"This place was disgusting when we bought it, but it's a 400-year-old building and I thought we could do something with it.
"We Kiwis have a can-do attitude that isn't that prevalent among Brits.
"We've added value to each pub we've taken on with food and accommodation."
Coubrough, in his early 40s, is laid back but frighteningly focused to meet, a quality that helped him through an early career cooking in Michelin-starred restaurants in Switzerland and at Fredericks in Islington, London, favourite haunt of former British Prime Minister Tony Blair.
Then, as Coubrough considered returning to New Zealand, needing £400 ($830) for the one-way flight, he spotted an ad for a sous chef in the Suffolk seaside town of Southwold, paying £400.
"I meant to stay a month and ended up being there 10 years," he says.
It was towards the end of his stint in Southwold that Coubrough began to build his East Anglian Kiwi outpost. First up, in 2002, was The Crown Hotel at Wells-next-the-Sea, my second overnight stop.
"Pubs here were quite beer-orientated back then," says Coubrough.
"But coming from New Zealand where food and wine is also on offer, it seemed obvious to add them. "I'd cook while my wife worked out front and it just took off."
A parallel career doing cooking demos in supermarkets led to Coubrough being talent-spotted for Coastal Kitchen, an ITV food show.
As his profile grew so did his stable of pubs.
Staying at The Ship Hotel it's the friendly service I notice, as the staff deal with a day-long power cut. Sure, after tramping 27km I could do with a hot bath but several potent ales from the local Humpty Dumpty Brewery soon induce a feeling of wellbeing rather than of having fallen off a wall.
Dinner is the biggest hunk of haddock I've seen on a plate, with chunky chips.

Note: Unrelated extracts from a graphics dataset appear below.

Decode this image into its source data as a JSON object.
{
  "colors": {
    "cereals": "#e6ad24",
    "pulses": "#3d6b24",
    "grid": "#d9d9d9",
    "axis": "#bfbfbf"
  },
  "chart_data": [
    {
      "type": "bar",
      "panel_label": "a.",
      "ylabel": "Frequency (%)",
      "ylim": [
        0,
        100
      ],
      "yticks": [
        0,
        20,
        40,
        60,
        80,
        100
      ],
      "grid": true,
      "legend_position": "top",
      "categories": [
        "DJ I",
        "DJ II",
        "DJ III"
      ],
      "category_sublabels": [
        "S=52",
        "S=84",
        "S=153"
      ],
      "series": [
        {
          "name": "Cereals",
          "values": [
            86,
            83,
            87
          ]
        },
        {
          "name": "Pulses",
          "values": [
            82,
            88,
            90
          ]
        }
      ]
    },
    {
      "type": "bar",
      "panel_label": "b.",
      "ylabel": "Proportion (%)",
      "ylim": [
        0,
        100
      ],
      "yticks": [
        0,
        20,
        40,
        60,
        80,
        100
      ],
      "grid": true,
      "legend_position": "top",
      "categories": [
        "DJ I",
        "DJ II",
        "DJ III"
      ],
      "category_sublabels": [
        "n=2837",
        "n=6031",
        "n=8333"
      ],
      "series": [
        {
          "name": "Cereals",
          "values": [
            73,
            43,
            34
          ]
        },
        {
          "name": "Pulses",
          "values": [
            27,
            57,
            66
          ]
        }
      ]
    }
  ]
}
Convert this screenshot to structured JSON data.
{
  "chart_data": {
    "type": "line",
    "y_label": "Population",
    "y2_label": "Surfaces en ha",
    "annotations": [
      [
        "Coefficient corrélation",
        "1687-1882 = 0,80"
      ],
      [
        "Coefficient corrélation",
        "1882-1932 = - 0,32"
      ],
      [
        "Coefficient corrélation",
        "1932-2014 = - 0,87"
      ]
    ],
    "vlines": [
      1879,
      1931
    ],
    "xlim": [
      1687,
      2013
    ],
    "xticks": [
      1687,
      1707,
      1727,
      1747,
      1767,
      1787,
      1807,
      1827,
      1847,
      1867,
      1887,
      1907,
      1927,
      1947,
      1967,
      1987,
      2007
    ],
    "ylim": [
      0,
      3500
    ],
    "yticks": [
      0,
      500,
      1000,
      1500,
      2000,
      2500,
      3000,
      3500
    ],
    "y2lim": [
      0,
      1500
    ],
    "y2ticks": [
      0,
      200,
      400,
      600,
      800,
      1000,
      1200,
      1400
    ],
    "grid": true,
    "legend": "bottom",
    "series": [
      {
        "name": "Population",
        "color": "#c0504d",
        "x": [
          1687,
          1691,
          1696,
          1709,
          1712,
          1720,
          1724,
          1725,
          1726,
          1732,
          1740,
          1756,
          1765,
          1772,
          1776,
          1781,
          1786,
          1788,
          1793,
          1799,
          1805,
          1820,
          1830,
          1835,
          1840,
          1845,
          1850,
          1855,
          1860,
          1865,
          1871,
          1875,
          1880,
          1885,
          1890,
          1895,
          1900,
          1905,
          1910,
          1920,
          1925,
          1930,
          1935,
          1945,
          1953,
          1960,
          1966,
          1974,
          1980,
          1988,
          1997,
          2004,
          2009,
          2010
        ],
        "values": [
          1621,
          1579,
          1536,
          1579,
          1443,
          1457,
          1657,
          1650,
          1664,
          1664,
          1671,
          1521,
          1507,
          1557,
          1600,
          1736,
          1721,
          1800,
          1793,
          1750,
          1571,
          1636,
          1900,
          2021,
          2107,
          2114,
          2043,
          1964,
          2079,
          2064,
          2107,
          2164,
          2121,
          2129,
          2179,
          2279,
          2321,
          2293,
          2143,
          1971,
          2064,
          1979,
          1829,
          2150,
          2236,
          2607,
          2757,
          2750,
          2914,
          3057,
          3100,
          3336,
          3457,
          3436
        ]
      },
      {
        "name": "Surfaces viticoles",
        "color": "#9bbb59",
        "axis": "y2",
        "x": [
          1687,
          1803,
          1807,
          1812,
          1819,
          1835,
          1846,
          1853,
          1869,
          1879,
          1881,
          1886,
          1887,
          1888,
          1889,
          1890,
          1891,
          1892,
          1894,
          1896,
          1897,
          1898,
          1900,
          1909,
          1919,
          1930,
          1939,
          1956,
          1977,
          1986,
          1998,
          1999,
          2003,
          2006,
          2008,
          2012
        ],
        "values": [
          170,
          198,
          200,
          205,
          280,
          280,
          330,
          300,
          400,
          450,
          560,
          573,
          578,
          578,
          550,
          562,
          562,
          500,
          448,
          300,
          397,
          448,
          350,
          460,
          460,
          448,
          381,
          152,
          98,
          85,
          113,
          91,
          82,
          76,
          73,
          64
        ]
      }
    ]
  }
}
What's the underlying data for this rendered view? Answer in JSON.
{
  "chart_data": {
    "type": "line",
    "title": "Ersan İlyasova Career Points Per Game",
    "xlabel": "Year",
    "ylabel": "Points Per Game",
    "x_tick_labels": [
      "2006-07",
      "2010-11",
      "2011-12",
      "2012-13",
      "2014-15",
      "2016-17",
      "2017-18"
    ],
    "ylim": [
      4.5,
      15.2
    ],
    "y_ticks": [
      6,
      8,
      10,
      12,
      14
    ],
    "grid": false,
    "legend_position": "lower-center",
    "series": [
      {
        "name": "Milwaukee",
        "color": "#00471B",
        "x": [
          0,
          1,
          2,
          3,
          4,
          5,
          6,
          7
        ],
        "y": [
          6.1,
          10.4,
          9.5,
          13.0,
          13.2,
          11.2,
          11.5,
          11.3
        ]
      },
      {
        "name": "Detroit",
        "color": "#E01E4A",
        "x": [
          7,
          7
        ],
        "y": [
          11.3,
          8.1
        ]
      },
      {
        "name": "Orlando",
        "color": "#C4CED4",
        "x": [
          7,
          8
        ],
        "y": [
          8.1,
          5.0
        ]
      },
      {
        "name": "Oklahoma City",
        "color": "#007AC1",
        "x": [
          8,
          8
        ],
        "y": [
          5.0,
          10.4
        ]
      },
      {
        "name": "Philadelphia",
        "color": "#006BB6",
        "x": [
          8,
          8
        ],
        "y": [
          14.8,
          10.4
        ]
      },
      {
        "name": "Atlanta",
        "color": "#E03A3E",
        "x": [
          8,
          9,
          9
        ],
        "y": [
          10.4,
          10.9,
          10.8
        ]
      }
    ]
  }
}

"I come from a family background of growing, nurturing and butchering everything," says Coubrough, "and I still want to create wholesome food using the best local ingredients.
"Norfolk oysters are among the best in the world and we have fabulous crab, lobster, cockles, whelk and haddock, sea bass and mackerel."
Retiring to my Ship Hotel room I find it bright and spacious and, to the delight of those who've had to endure my pong, I finally get to have that bath in the en suite.
Without the sustenance available from the Flying Kiwi Inns I'd have struggled to make it all the way along the glorious northern Norfolk coast.
On my final night I crash out in more splendour in a king-sized, four-poster bed at The Crown Hotel.
But first I enjoy an evening in the bar among local lifeboatmen and farmers, and discover that Coubrough's English wife is also in on his act, brewing boutique beer, Jo C's Norfolk Ale, available on tap here.
The liveliest drop?
"The Norfolk Kiwi", named, she says, "after my husband, who can often be seen sporting the quintessential Kiwi attire of green Swanndri and gumboots while driving around in a ute full of wood."
CHECKLIST
Getting there: Air New Zealand flies daily from Auckland to London. Train services to Norfolk take about three hours.